Dana Strauss (04:13) Mm-hmm.

Jon Lee (04:29) But on the back end of that, how does the hospital recoup those losses? The hospital reports those losses to the government, which gives back kickers or vouchers. And those vouchers ultimately come from taxpayers, right? So if you think about it, in a sense, the US's healthcare system is culturally a bit socialized already, but the payment structure is not. The way I like to think of the US healthcare system is like if I'm buying candy.

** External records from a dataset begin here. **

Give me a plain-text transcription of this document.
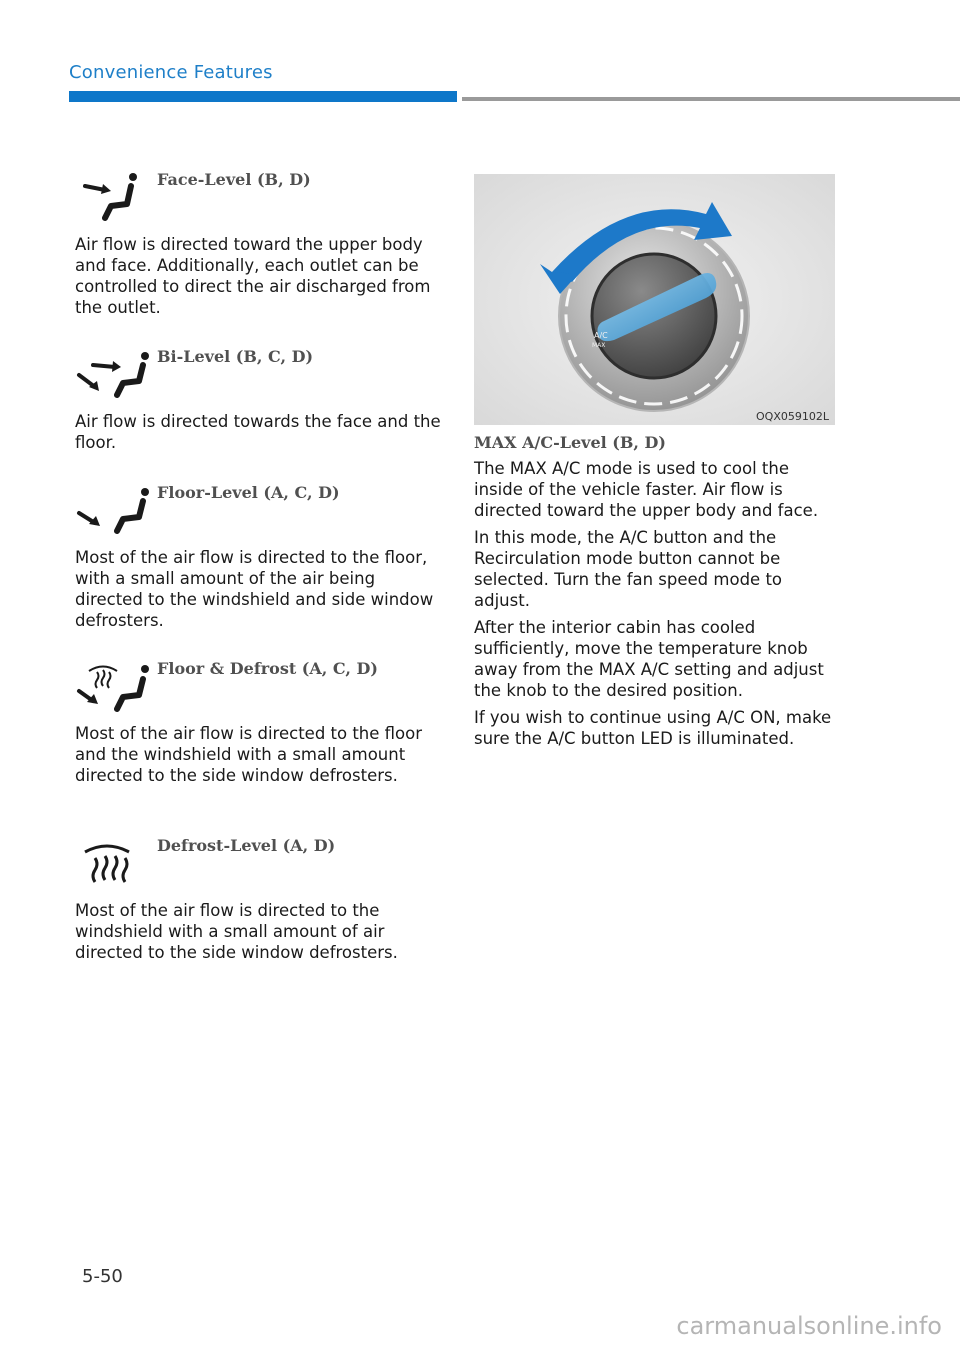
Convenience Features
Face-Level (B, D)
Air flow is directed toward the upper body and face. Additionally, each outlet can be controlled to direct the air discharged from the outlet.
Bi-Level (B, C, D)
Air flow is directed towards the face and the floor.
Floor-Level (A, C, D)
Most of the air flow is directed to the floor, with a small amount of the air being directed to the windshield and side window defrosters.
Floor & Defrost (A, C, D)
Most of the air flow is directed to the floor and the windshield with a small amount directed to the side window defrosters.
Defrost-Level (A, D)
Most of the air flow is directed to the windshield with a small amount of air directed to the side window defrosters.
A/C
MAX
OQX059102L
MAX A/C-Level (B, D)

The MAX A/C mode is used to cool the inside of the vehicle faster. Air flow is directed toward the upper body and face.

In this mode, the A/C button and the Recirculation mode button cannot be selected. Turn the fan speed mode to adjust.

After the interior cabin has cooled sufficiently, move the temperature knob away from the MAX A/C setting and adjust the knob to the desired position.

If you wish to continue using A/C ON, make sure the A/C button LED is illuminated.

5-50
carmanualsonline.info
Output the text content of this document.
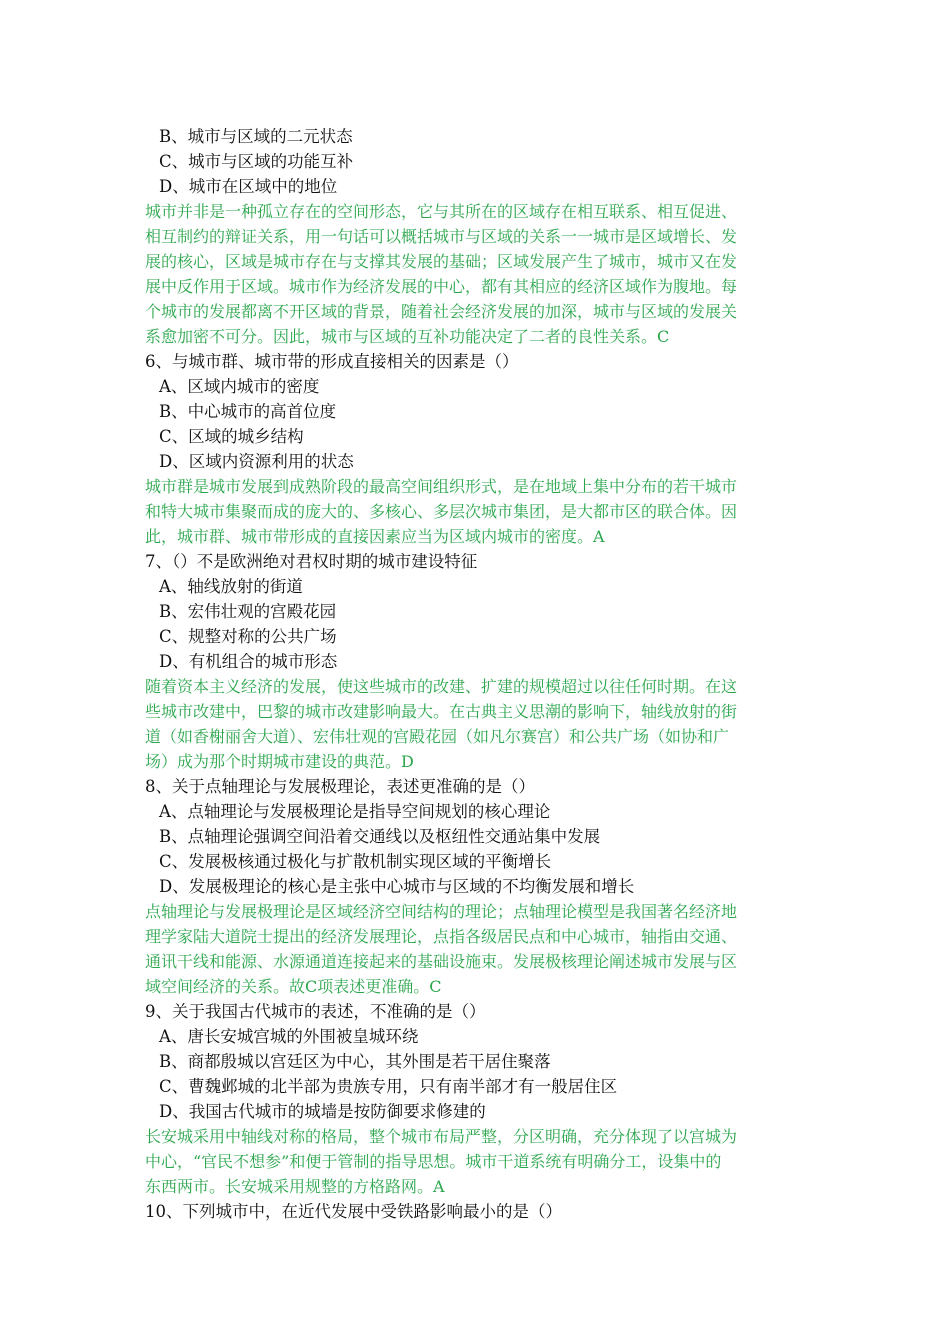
B、城市与区域的二元状态
C、城市与区域的功能互补
D、城市在区域中的地位
城市并非是一种孤立存在的空间形态，它与其所在的区域存在相互联系、相互促进、
相互制约的辩证关系，用一句话可以概括城市与区域的关系一一城市是区域增长、发
展的核心，区域是城市存在与支撑其发展的基础；区域发展产生了城市，城市又在发
展中反作用于区域。城市作为经济发展的中心，都有其相应的经济区域作为腹地。每
个城市的发展都离不开区域的背景，随着社会经济发展的加深，城市与区域的发展关
系愈加密不可分。因此，城市与区域的互补功能决定了二者的良性关系。C
6、与城市群、城市带的形成直接相关的因素是（）
A、区域内城市的密度
B、中心城市的高首位度
C、区域的城乡结构
D、区域内资源利用的状态
城市群是城市发展到成熟阶段的最高空间组织形式，是在地域上集中分布的若干城市
和特大城市集聚而成的庞大的、多核心、多层次城市集团，是大都市区的联合体。因
此，城市群、城市带形成的直接因素应当为区域内城市的密度。A
7、（）不是欧洲绝对君权时期的城市建设特征
A、轴线放射的街道
B、宏伟壮观的宫殿花园
C、规整对称的公共广场
D、有机组合的城市形态
随着资本主义经济的发展，使这些城市的改建、扩建的规模超过以往任何时期。在这
些城市改建中，巴黎的城市改建影响最大。在古典主义思潮的影响下，轴线放射的街
道（如香榭丽舍大道）、宏伟壮观的宫殿花园（如凡尔赛宫）和公共广场（如协和广
场）成为那个时期城市建设的典范。D
8、关于点轴理论与发展极理论，表述更准确的是（）
A、点轴理论与发展极理论是指导空间规划的核心理论
B、点轴理论强调空间沿着交通线以及枢纽性交通站集中发展
C、发展极核通过极化与扩散机制实现区域的平衡增长
D、发展极理论的核心是主张中心城市与区域的不均衡发展和增长
点轴理论与发展极理论是区域经济空间结构的理论；点轴理论模型是我国著名经济地
理学家陆大道院士提出的经济发展理论，点指各级居民点和中心城市，轴指由交通、
通讯干线和能源、水源通道连接起来的基础设施束。发展极核理论阐述城市发展与区
域空间经济的关系。故C项表述更准确。C
9、关于我国古代城市的表述，不准确的是（）
A、唐长安城宫城的外围被皇城环绕
B、商都殷城以宫廷区为中心，其外围是若干居住聚落
C、曹魏邺城的北半部为贵族专用，只有南半部才有一般居住区
D、我国古代城市的城墙是按防御要求修建的
长安城采用中轴线对称的格局，整个城市布局严整，分区明确，充分体现了以宫城为
中心，“官民不想参”和便于管制的指导思想。城市干道系统有明确分工，设集中的
东西两市。长安城采用规整的方格路网。A
10、下列城市中，在近代发展中受铁路影响最小的是（）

In the US, if I want to buy a Snickers bar, I buy them one at a time. If you buy one Snickers bar for $2 a piece, that's way more expensive than buying a box of 20 from Costco for like eight bucks, right? But in these socialized healthcare systems, what they're doing is they're buying a box of 20 Snickers bars and then rationing them out, right? For that cost productivity calculation, right? Now this is like a pretty general analogy, but that was the shocking to me.

It's like, yeah, we don't have socialized healthcare in the US by law, but typically speaking, because of how our practice acts are structured, we are allowed to get care. And if the nonprofit entities don't get paid by you for them, ultimately it back to the taxpayer, right?

Dana Strauss (05:41) it's the law called EMTALA that requires hospitals to care for patients regardless of their ability to pay. So it's the Emergency Medical Treatment and Active Labor Act. That's basically what puts hospitals in a position where they have no funding from a patient to care for them. But

they are required to provide that care. Thank God.